Benché la fisiognomica abbia le sue conseguenze, e il determinismo segua leggi impietose – ogni corpo agisce come può: una farà la mantenuta, l’altra servirà nelle trattorie –, la dicotomia non ha campiture severe, piuttosto è complicata da sfumature e sfaccettature inconsuete. E il rapporto tra chi vince e chi perde, qui, non solo è impredicibile, ma è lievemente sfuggente, ambiguo. Se si vuole, è un bilancio sempre provvisorio, e in più un vincolo caparbio, quasi asfittico.
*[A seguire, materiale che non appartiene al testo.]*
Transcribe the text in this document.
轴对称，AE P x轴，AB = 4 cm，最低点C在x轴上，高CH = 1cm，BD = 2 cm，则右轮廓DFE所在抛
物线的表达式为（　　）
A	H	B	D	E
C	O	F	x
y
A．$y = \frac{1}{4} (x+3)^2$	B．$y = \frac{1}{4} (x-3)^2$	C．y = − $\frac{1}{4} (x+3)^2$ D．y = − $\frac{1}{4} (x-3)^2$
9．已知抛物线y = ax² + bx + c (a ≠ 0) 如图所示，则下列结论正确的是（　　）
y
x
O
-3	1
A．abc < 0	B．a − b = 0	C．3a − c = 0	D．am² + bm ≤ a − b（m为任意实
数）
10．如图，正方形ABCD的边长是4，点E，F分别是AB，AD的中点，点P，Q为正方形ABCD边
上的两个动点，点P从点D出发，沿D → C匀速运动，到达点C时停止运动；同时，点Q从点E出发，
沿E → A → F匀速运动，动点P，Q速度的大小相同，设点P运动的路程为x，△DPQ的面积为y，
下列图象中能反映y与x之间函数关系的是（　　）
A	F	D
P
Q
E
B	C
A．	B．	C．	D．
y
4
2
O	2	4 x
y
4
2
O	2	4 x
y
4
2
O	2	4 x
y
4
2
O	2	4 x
Sono due ragazze di provincia; andavano a scuola insieme e sono entrambe volitive, ciascuna a suo modo. E ciascuna ha le sue paure: Marie del mondo, Sylvie della povertà. Arrivate a Parigi, una conserva con la madre un legame almeno epistolare, e riceve ogni giorno una lettera vergata a matita – traccia effimera, umile e insicura –, l’altra, «la Superba», come la chiamavano, atterrita dalla miseria di famiglia, non va al funerale del padre e si fa dimenticare con disonore. Eppure, in filigrana, al di là delle diverse occasioni biografiche, le due amiche hanno una simile forza di carattere. E una simile inclinazione al distacco e alla solitudine, per quanto siano tenacemente unite. Procedono per strade che paiono divergenti, al più parallele, e che invece finiscono per convergere anche dopo una separazione ventennale.
Come spesso avviene nei romanzi di Simenon, che al mestiere non rinuncia mai, non è facile, qui, dirimere tra polarità positiva e negativa. Queste amiche non somigliano ai turbati ma più nitidi fratelli di un romanzo giocato sulla duplicità, come Il fondo della bottiglia (Adelphi 2018). Qui non c’è tragedia biblica, né tragedia tout court, se si eccettua quella un po’ stantia della provincia che vuole inurbarsi, delle ragazze con aspirazioni di ricchezza, o quella, cupa, dei caduti nelle due guerre mondiali, morti appena accennati e tuttavia presenti. Il contesto sociale, anzi, è parte basilare del romanzo. Gli stereotipi simenoniani, ricorrenti in tutta la sua scrittura, «alimentare» e non, hanno particolare vividezza e riverberano condizioni esistenziali e stati d’animo fino a farne dati oggettivi. Così il bancone rivestito di stagno, la botola che porta nella cantina dei vini e le tendine a quadretti rossi sui vetri della cucina nelle Caves de Bourgogne dove serve Marie. Così le facciate di rue Pichat e di avenue Foch che sono «di un grigio spento» la notte in cui Sylvie attende di sapere se e quando morirà il suo vecchio amante, lei «sul marciapiede, come una mendicante, sia pur con la pelliccia di visone sulle spalle», intenta al palazzo che forse sarà suo, col portone chiodato e l’aspetto di un castello falso e greve, da «scenografia teatrale».
Languore, «nostalgia di un mondo impossibile», e poi improvviso e straordinario concerto di migliaia di uccelli all’alba. Sylvie, «fredda come un luccio», aveva «accettato tutto. Tutto quello che era necessario. Senza storcere il naso». Quando infine è stanca morta, svuotata e inerte, a compiere il destino che da bambina giocava a immaginare per sé e per l’amica potranno essere solo gli occhietti neri di Marie, il suo pragmatismo in tralice, e il suo acume istintivo, il suo sordo attaccamento.